So, I mean, unfortunately,
Darvith didn't help me out with the pronunciation of where.
they're from, which is pencoeed.
Shit.
Pencoid cumru.
Pencoid.
Pencoid.
Pencoid?
Pencoid.
Pencoid.
Yeah.
Isn't that famous for just having a prison?
It's part prison in it, yeah.
By the MacArthur Glen there, isn't it?
Yeah.
Not fans of shopping.
You really don't know where they're going to go.
Oh, dear.
I'll turn on you for all sorts of stuff.
Trostra.
How dare you not shop local, you bastard?
Darfur's question is,
what did Canadian pop star Justin Bieber tweet
on the 19th of November 2009?
That's very specific.
Yes.
What was the date again?
Well, the date doesn't really mean.
It's just otherwise, you know,
you could accidentally stumble upon a correct,
this is just making sure there's only one correct answer.
Okay.
What did you basically just come up with a Justin?

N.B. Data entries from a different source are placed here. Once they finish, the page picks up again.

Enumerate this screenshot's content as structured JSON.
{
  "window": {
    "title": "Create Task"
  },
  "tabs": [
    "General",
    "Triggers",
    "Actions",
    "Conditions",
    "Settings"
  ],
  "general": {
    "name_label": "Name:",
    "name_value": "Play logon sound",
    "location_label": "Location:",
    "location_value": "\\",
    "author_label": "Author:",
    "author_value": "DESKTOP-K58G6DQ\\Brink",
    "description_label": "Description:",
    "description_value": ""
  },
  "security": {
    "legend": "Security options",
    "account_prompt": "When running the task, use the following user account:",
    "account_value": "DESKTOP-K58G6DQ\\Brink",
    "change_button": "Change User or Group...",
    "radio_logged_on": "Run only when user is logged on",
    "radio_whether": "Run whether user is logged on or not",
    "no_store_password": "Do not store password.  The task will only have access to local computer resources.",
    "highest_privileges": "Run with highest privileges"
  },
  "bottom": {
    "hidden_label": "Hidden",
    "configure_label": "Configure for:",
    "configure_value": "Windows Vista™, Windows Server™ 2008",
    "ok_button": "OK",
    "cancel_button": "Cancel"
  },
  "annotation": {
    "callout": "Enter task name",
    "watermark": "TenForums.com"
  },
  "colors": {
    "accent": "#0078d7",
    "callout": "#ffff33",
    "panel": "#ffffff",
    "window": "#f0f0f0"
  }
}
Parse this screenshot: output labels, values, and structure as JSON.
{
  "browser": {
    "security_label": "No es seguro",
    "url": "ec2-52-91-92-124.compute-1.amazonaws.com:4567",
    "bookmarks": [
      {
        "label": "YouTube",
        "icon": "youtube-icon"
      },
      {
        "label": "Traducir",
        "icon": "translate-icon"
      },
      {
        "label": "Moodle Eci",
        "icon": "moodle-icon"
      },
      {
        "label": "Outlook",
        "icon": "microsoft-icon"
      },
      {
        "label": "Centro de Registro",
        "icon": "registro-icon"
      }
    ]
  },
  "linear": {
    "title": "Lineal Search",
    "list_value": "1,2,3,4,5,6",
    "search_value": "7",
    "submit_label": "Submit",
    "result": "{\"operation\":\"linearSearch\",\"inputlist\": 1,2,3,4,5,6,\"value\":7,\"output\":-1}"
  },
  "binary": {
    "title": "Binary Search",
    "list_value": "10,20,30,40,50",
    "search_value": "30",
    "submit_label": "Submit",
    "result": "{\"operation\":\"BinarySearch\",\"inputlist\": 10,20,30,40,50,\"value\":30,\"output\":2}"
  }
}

and Biber tweet. It really isn't
specifically
relevant to that specific date.
If it was a weekday, it might be something tame.
Weekend, could be something crazy.
Well, okay. I mean, our calendar fan at the back.
What day of the week was the 19th of November 2009?
Let's see how good he is.
No, he's not even missing.
Masey, do you want to give us a score update while they're writing their answers?
Absolutely. So, coming in with
three points is Gareth.
Thursday.
Yeah.
Chris, that'll be a Thursday.
It's a Thursday week.
And I would like to think he had to flick through
analog calendars for that.
I reckon he's got stacks under the bar.
So what have we got so far?
Garathon 3?
Garathon 3.
And also coming in with 3, it's Bennett.
And in joint place at the moment, Chris and The House still not got any points.
I like how you're saving the losers to last.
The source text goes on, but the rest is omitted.